Look but don't touch ...

Or, 'keep your distance ...'


So the summer hits its peak and we notice the days are getting ever so slightly shorter.  A strange year not all bad: Air quality improved for a while and some places were very quiet even on a weekday. But what of the future? For 'battlefield' mostly good. 

Since I began posting notes about this slice of green space it has improved year on year. Trees have grown so much I can barely recall how it looked when these were saplings. True, some vandalism recently was jarring note. But the area survives mostly and that's enough. I would like to see a little more planting in some places. However, the years when I feared the site would go under tarmac for car parking or be turned into a sports centre for students only (students are among its biggest fans all the same) are long gone now. Urban Green have moved in and that's fine by me.


Some recent photographs:

Warts and All Ouseburn.

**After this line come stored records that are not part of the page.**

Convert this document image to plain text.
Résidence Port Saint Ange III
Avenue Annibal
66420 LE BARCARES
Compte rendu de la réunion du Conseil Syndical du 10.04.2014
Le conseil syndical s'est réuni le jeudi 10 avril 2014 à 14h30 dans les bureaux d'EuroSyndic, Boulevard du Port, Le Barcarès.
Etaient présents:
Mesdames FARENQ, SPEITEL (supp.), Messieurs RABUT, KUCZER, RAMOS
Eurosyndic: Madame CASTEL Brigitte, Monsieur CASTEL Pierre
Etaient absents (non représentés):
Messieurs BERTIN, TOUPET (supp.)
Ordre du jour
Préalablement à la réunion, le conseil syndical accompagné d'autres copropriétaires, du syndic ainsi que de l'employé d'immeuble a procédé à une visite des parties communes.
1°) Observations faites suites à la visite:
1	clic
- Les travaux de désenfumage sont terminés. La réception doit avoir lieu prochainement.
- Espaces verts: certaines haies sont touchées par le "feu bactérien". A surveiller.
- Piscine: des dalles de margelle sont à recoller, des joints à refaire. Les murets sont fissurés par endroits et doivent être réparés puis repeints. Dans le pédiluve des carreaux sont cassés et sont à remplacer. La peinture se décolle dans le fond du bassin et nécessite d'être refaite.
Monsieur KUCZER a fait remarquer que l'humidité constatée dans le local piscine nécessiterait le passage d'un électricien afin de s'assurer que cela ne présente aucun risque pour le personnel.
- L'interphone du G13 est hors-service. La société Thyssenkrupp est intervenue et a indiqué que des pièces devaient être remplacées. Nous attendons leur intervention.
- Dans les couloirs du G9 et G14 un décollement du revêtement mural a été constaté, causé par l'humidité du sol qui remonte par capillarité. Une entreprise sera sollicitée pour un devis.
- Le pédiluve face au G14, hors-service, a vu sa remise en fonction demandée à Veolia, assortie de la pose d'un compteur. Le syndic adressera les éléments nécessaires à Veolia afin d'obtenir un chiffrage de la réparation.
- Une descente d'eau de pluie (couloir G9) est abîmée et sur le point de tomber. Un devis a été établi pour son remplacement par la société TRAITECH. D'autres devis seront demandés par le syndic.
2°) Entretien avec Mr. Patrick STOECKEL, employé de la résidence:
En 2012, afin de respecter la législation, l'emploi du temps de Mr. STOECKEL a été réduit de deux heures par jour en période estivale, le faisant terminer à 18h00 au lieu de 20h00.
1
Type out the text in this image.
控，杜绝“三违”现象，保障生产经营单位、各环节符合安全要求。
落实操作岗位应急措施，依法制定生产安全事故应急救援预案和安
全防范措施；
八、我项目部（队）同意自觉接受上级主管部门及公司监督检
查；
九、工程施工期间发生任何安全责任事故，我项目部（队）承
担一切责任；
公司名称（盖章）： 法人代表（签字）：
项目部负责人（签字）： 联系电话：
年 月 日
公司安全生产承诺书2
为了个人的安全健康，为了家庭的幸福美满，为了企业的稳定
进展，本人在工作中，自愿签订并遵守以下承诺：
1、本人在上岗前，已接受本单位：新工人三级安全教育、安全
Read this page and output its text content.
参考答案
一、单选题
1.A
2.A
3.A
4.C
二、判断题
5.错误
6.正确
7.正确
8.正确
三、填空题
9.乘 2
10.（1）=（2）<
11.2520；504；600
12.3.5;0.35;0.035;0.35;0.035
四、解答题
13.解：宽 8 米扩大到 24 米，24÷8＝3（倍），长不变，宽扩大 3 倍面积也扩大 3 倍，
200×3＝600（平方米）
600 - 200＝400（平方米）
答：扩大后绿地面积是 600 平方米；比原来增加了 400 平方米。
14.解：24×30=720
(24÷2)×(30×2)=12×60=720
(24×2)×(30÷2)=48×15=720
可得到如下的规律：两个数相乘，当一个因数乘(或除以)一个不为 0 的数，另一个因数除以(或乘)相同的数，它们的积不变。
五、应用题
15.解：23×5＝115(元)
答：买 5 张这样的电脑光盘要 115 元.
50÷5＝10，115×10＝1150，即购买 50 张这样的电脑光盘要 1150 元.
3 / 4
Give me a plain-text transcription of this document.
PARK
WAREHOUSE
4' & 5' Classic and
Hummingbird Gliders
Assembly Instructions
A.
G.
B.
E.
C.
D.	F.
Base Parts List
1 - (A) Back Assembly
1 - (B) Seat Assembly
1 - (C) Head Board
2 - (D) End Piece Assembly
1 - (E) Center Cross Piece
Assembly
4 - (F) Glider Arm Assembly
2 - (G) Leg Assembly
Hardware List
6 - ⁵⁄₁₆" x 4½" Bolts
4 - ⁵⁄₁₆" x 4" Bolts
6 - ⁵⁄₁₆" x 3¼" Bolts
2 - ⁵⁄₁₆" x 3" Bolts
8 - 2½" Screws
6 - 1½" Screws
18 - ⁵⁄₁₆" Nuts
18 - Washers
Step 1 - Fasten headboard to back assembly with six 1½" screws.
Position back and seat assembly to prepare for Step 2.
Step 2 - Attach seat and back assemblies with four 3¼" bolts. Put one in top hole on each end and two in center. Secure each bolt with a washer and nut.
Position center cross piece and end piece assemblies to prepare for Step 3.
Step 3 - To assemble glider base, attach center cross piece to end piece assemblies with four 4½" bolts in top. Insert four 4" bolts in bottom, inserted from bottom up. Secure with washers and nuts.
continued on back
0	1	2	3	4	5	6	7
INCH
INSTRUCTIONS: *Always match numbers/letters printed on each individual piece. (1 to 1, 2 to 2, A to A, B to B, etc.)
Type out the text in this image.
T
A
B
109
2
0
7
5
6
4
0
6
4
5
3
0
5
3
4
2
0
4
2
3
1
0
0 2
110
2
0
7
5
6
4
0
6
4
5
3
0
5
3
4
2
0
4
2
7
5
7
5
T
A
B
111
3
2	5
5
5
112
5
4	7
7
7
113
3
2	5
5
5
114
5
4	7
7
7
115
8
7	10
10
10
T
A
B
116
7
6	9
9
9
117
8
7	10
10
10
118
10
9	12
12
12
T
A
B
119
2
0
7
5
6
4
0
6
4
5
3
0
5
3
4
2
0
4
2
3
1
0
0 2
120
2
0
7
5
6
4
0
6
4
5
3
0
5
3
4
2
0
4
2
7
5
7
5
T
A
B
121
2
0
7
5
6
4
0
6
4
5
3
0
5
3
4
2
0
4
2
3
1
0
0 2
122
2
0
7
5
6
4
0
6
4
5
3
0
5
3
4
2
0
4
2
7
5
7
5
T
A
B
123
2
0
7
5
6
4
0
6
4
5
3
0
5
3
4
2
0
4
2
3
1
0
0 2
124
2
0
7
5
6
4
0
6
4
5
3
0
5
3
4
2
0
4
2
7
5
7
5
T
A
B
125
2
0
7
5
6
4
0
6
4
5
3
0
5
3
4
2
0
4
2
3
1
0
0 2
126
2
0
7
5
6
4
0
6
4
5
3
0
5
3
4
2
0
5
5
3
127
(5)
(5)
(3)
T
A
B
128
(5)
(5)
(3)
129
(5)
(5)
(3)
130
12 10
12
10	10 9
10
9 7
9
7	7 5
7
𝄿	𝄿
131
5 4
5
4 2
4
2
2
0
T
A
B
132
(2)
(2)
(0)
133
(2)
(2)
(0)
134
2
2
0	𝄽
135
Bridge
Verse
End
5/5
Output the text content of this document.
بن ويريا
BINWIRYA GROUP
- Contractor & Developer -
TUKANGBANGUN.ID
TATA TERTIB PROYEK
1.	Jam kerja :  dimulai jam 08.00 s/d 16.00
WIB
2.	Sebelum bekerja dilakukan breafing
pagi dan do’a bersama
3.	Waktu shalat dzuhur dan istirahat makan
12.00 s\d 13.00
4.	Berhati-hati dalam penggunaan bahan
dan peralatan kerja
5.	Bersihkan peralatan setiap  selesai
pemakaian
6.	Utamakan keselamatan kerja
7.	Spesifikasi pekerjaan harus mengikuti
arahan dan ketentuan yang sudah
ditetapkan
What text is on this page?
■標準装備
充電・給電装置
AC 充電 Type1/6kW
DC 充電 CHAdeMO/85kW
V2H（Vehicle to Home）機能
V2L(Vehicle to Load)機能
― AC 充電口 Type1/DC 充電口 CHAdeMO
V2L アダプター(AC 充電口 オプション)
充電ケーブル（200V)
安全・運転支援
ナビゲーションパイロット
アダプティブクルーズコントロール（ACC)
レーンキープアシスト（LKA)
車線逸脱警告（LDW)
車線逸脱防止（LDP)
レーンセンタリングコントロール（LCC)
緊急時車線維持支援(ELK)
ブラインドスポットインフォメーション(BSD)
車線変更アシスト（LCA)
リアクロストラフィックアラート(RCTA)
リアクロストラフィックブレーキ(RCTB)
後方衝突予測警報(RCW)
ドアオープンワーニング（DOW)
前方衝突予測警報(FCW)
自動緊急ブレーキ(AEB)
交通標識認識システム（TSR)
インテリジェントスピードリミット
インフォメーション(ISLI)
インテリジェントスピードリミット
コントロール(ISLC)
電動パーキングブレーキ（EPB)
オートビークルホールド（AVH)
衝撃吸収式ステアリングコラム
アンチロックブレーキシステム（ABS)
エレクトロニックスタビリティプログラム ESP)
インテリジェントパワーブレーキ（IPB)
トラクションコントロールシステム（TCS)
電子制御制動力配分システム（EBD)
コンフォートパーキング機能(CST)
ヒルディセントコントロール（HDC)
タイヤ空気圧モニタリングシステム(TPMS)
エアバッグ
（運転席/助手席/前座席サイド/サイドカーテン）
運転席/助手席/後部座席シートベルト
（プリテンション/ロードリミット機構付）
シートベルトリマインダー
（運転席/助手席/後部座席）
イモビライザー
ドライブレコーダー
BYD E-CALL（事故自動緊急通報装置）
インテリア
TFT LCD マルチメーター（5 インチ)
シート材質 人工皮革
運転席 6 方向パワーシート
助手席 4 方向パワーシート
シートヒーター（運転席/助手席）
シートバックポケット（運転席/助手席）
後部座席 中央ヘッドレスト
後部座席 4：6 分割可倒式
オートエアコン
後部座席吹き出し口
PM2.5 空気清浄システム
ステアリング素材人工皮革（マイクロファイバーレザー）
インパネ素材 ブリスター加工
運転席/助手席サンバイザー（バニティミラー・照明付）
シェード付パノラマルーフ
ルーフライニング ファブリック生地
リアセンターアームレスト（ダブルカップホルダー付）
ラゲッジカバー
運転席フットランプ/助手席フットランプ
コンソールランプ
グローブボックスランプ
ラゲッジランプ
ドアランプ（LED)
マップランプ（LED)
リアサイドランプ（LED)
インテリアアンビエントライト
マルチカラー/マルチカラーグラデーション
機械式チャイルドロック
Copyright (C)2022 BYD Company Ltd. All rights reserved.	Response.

One of the aspects of strolling through Lower Ouseburn over the years has been its 'rough edges'; this lack of corporate smoothness endears it to me. It isn't neat tidy and tourist 'heritage' – or not yet, but that is coming. The newer developments have been welcome in part but the fear – my fear – is that 'the men in white Porches' will get their monied hands on the area and the 'chic' of dereliction (see the epicly comedy film Zoolander for details) gets the expensive 'landscape features' and general tidying up plus 'gated' zones that have happened elsewhere. Meanwhile all the qualities of haphazard and messy incongruity that gives a favour to places like Ouseburn will be lost. I hope not and some public statements by Ouseburn old hands leads me to feel encouraged if not over optimistic.

One reason for including the 'street art' is its subversion of 'urban renewal'. I would put up with the one to avoid the dead hand of the other.